Taylor’s large body of work has received numerous awards: He is a noted playwright, journalist, short fiction author, and TV scriptwriter. Motorcycles & Sweetgrass, his first novel for adult readers, was a finalist for the Governor General’s Literary Award for Fiction.

This guide references the 2021 Penguin Modern Classics edition.

Content Warning: Taylor, a member of the Anishinaabe/Ojibwe First Nation, uses a variety of names when describing his nation and other Indigenous groups, often with ironic or otherwise critical intent. This guide refers to these groups and individuals by their national names or the term “Indigenous” when not quoting the text directly. Taylor also uses Anishnawbe/Ojibway rather than Anishinaabe/Ojibwe, and this guide preserves those spellings.

Plot Summary

Nanabush, the trickster demigod of Indigenous mythology, tries in vain to convince a teenage Anishnawbe girl not to attend the Catholic residential school where the Canadian government sends Indigenous children. Once in the school, she loses her Indigenous name and becomes Lillian.

Decades later, Nanabush senses a dying Lillian reaching out. The aged Lillian tells Maggie, her youngest daughter and chief of the Otter Lake First Nation band of the Anishnawbe, that someone is about to bring magic into Maggie’s life. When Nanabush barges into Lillian’s bedroom, she kisses him passionately, asks him for two favors, and dies. After the funeral, Nanabush finds Virgil, Maggie’s 13-year-old son, and reveals that both favors involve the boy.

Nanabush finds Maggie extremely attractive. After one of her tires blows out, Nanabush appears on his motorcycle and gives her a ride to her brother’s garage. As a thank you, Maggie invites him for supper. The next evening, Maggie goes out for drinks with friends. As they discuss the motorcycle stranger, “John,” Nanabush enters and asks Maggie if he can make her supper the following evening. She accepts and he departs, leaving the women enthralled. That night, Virgil and his cousin Dakota see Nanabush dancing on a dock overlooking Otter Lake.

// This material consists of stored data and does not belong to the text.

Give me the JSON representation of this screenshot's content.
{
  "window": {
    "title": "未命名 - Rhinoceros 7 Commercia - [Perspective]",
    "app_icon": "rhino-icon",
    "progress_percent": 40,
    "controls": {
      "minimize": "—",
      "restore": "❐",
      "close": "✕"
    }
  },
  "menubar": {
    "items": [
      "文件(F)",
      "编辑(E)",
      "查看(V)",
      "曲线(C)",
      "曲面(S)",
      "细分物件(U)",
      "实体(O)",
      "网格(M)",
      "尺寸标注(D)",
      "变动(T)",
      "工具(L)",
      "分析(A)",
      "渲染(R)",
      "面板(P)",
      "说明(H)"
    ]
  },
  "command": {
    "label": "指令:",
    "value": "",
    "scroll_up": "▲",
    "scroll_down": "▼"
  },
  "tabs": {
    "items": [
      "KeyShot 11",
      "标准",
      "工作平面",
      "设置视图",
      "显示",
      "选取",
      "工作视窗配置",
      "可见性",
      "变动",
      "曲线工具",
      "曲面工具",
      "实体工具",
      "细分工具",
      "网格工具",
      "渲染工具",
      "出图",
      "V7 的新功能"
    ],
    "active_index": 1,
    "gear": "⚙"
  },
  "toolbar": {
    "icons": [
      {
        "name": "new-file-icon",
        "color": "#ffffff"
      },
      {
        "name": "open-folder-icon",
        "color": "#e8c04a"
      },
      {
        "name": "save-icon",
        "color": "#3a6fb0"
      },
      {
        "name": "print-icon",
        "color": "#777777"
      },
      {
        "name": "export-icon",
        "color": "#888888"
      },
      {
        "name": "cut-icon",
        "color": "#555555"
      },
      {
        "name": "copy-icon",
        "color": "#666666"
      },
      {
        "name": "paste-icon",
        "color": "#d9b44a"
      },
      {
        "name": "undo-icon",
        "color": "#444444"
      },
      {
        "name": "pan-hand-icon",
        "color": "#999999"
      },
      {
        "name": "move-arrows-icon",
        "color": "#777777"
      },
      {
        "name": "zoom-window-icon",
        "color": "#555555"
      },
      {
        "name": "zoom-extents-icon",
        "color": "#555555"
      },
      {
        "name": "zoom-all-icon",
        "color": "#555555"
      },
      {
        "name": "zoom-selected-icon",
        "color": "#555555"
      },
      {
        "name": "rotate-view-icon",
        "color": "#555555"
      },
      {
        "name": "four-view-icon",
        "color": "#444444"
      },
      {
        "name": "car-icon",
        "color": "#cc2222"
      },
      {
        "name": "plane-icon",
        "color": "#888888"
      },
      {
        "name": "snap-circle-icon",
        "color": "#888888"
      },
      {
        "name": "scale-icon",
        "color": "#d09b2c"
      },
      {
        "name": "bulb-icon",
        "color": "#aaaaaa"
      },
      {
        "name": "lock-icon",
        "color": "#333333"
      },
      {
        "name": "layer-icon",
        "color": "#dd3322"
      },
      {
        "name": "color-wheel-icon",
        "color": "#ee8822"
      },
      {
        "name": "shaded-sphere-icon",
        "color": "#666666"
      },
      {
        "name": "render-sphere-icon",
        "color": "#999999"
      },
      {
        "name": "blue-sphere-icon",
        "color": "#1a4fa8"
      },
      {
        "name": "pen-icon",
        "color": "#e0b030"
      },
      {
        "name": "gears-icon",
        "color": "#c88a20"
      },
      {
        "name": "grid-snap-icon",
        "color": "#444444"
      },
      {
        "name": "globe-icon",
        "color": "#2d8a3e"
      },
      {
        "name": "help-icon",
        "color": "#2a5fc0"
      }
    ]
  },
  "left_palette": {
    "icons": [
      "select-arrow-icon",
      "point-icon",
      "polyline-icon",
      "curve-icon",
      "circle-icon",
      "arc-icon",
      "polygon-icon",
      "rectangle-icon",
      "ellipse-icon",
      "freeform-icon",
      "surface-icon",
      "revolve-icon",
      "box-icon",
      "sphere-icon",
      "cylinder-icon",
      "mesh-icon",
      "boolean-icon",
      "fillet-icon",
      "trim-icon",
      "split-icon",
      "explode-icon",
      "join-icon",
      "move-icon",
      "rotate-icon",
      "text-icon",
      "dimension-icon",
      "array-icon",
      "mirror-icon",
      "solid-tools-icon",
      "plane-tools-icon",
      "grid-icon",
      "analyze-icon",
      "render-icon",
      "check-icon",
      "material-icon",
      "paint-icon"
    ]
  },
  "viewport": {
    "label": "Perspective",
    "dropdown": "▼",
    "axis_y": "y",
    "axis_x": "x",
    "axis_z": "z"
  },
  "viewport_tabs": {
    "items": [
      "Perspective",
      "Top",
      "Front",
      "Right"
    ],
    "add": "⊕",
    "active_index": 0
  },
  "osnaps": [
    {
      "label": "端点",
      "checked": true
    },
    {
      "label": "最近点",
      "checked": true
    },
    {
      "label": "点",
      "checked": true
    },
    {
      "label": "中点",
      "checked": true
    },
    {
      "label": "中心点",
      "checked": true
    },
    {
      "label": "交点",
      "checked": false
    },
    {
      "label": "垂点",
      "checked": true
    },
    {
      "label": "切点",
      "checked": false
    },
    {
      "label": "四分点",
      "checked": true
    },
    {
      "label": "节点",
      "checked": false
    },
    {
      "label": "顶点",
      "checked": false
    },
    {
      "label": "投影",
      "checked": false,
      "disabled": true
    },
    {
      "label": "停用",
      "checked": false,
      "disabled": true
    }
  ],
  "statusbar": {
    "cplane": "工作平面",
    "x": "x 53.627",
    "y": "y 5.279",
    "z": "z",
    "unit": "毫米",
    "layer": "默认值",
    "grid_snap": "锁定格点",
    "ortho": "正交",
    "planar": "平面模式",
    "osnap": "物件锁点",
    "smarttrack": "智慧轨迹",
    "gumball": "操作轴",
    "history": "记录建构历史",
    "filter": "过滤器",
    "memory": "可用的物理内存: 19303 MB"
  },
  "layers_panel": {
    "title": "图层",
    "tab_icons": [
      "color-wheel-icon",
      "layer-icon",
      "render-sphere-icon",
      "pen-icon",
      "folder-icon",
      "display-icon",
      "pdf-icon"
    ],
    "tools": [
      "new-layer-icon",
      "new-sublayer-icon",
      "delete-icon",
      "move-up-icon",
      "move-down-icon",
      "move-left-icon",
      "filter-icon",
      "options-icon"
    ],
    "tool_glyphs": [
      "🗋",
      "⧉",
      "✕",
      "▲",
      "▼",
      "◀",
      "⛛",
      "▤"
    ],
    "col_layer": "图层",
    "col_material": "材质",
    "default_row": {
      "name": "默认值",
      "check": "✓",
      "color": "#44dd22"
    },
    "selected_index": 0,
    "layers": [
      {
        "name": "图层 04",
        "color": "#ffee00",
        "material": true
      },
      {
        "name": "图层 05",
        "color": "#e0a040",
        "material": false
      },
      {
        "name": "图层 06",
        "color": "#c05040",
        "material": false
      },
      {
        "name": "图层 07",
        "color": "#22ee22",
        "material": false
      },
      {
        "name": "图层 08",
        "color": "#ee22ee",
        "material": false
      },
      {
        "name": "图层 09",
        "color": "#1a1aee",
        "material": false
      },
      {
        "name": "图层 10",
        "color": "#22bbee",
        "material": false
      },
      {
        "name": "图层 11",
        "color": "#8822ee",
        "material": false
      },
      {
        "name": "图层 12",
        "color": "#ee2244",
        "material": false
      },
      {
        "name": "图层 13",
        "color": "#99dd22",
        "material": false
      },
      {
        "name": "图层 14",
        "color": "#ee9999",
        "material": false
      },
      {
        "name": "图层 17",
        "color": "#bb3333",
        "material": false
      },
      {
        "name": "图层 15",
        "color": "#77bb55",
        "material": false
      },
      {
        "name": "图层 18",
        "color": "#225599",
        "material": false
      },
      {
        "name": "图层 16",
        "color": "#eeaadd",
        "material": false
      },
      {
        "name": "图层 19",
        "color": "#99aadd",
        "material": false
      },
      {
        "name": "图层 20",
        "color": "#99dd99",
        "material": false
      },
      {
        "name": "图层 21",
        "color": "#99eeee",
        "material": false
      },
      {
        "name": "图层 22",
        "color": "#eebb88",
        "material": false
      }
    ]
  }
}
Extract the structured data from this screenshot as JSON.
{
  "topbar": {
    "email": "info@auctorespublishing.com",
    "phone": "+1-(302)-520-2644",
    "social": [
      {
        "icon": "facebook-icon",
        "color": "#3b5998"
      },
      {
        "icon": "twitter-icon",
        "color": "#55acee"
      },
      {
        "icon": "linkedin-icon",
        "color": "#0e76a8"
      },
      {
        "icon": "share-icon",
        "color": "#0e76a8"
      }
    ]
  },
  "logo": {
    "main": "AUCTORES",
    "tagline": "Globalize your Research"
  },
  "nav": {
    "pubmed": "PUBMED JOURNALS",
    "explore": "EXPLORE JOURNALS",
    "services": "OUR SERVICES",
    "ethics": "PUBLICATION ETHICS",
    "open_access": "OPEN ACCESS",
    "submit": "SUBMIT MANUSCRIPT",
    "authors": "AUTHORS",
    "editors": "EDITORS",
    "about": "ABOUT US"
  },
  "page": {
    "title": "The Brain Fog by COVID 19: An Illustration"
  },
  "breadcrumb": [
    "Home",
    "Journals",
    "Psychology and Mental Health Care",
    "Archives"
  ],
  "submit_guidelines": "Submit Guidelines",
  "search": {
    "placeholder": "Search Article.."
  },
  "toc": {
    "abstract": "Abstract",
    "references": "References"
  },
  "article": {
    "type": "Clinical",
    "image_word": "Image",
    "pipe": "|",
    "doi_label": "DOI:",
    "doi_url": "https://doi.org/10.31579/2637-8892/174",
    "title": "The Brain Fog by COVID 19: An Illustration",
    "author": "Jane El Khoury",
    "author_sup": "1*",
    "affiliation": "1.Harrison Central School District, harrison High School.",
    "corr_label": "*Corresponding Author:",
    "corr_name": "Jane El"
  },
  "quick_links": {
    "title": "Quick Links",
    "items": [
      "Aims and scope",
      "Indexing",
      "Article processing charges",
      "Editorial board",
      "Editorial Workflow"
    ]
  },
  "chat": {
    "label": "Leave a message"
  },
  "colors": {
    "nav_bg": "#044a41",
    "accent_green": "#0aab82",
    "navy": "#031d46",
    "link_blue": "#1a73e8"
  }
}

Alarmed about “John’s” intentions toward his mother, Virgil asks his mother’s reclusive youngest brother, Wayne, for help. Meanwhile, Maggie and Nanabush take a picnic supper to Otter Lake and have sex. Later, Wayne and Virgil find Nanabush on the dock, engaged in a fierce debate with angry raccoons, and Wayne recognizes him as the demigod. The next morning, as Wayne tries to convince Maggie that “John” is Nanabush, Dakota tells Virgil that after she saw Nanabush and Maggie on the dock the previous night, Nanabush came to her deck, and they talked at length. Dakota is now in love with Nanabush. That night, Wayne and Virgil discuss how to save Maggie from Nanabush. Wayne believes that Nanabush is truly dangerous but also, being half-human, can be destroyed.

Nanabush decides to grant Maggie’s wish to keep the new tribal land pristine. He breaks into the archives of a natural history museum and steals a variety of prehistoric bones and artifacts. He intends to plant them on the newly acquired land, turning it into an archeological site and saving it from development. Afterward, Nanabush has a dream in which he converses with Jesus, comparing their religions and their roles.

Dakota cuts school after lunch to find Nanabush. Rushing after her, Virgil and Wayne confront the demigod and tell him to leave Otter Lake. Wayne and Nanabush begin a lengthy fight that takes to the trees. Wayne eventually descends, stunned and injured. Virgil and Dakota walk him to the clinic.

During a press conference in which Maggie accepts the new 300-acre plot, a reporter stumbles onto a human bone protruding from the ground. As reporters besiege Maggie, Nanabush appears on his motorcycle and whisks her away. He explains that he stole the bones from the museum and planted them to ensure the land would not be developed. Enraged, Maggie attacks him, threatening to have him arrested if he is not off the Reserve in 30 minutes. Virgil encounters Nanabush and the two have a conciliatory, explanatory conversation. Nanabush gives Virgil a ride home, then rides off.

Two weeks after Nanabush’s departure, Wayne is living with the newly mellow Maggie. Dakota studies stories of Nanabush and the cousins learn martial arts from Wayne. The day Nanabush left Otter Lake, an Anishnawbe man named Michael Mukwa saw an antique motorcycle cruising atop the water.